Pour nous suivre au quotidien, réagir, échanger, rendez-vous sur Twitter @Inyulface et LinkedIn.

 

L’État québécois en route vers le tout-numérique ?

L’Estonie est le pays de référence pour l’adoption du numérique. Grâce à leur carte d’identité numérique, les estoniens ont accès à plusieurs services publics. Ils peuvent notamment voter en ligne, utiliser les transports en commun et payer leurs impôts. Ce tout-numérique de l’État est-il en voie d’être adopté par d’autres pays ? Pour le comprendre, Patricia Gautrin, Chercheure en éthique de l’IA (UDM) a posé la question à 3 experts francophones, du Niger, de France et du Québec. Ils abordent la transformation numérique dans l’administration publique de leur pays et à l’international. Ils s’interrogent sur l’identité numérique du citoyen et les enjeux de gouvernance des données numériques.

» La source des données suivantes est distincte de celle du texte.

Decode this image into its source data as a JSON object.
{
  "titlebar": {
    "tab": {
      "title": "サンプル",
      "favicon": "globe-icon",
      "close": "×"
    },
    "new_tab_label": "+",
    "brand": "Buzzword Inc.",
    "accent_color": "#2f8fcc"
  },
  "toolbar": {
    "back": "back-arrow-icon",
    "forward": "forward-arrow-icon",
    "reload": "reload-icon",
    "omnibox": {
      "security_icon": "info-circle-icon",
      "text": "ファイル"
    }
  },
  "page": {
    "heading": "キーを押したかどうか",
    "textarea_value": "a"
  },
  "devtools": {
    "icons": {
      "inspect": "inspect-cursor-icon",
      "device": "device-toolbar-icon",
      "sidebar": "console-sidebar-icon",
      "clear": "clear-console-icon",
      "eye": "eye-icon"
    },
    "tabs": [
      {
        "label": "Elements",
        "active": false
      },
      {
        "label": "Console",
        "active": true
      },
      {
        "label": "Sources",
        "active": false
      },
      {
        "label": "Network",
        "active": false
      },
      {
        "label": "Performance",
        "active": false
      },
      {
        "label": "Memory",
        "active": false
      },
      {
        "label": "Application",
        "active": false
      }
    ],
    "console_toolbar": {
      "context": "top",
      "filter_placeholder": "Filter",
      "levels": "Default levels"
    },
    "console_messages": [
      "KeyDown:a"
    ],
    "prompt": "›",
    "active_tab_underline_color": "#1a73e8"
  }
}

Pour Stéphane Ricoul, directeur marketing-partenariats chez Talsom au Québec, si la valeur de l’économie est basée sur la donnée numérique, alors le gouvernement doit protéger cette donnée. « La donnée numérique qui est sensible devrait avoir un label québécois ». Source : http://www.cscience.ca/2021/03/05/le-quebec-cedera-t-il-a-la-tentation-dune-gouvernementalite-algorithmique/ En complément, dans la veille Inyulface #6, « la réforme canadienne du droit à la protection des renseignements personnels ».

L’Estonie, modèle de démocratie numérique ?

Nous venons de le voir, l’Estonie est souvent montrée comme l’exemple à suivre pour la transformation numérique des états. Car aujourd’hui la quasi-totalité de tout ce que la puissance publique peut offrir comme services y qui est accessible en ligne. Grâce à une identité numérique désormais obligatoire et via un point d’entrée unique, le portail eesti.ee. Geoffroy Berson a passé deux ans en Estonie, à analyser les politiques numériques et côtoyer ceux qui les font, pour le Ministère des Affaires étrangères français. Dans cet article de 2018, il partage son point de vue sur le modèle estonien, en se concentrant sur l’enjeu de l’élaboration d’une démocratie numérique et de la réinvention du rôle du citoyen. Car au-delà de proposer des services à « consommer » en ligne, il faut aussi repenser le « contrat social » entre l’état et ses citoyens.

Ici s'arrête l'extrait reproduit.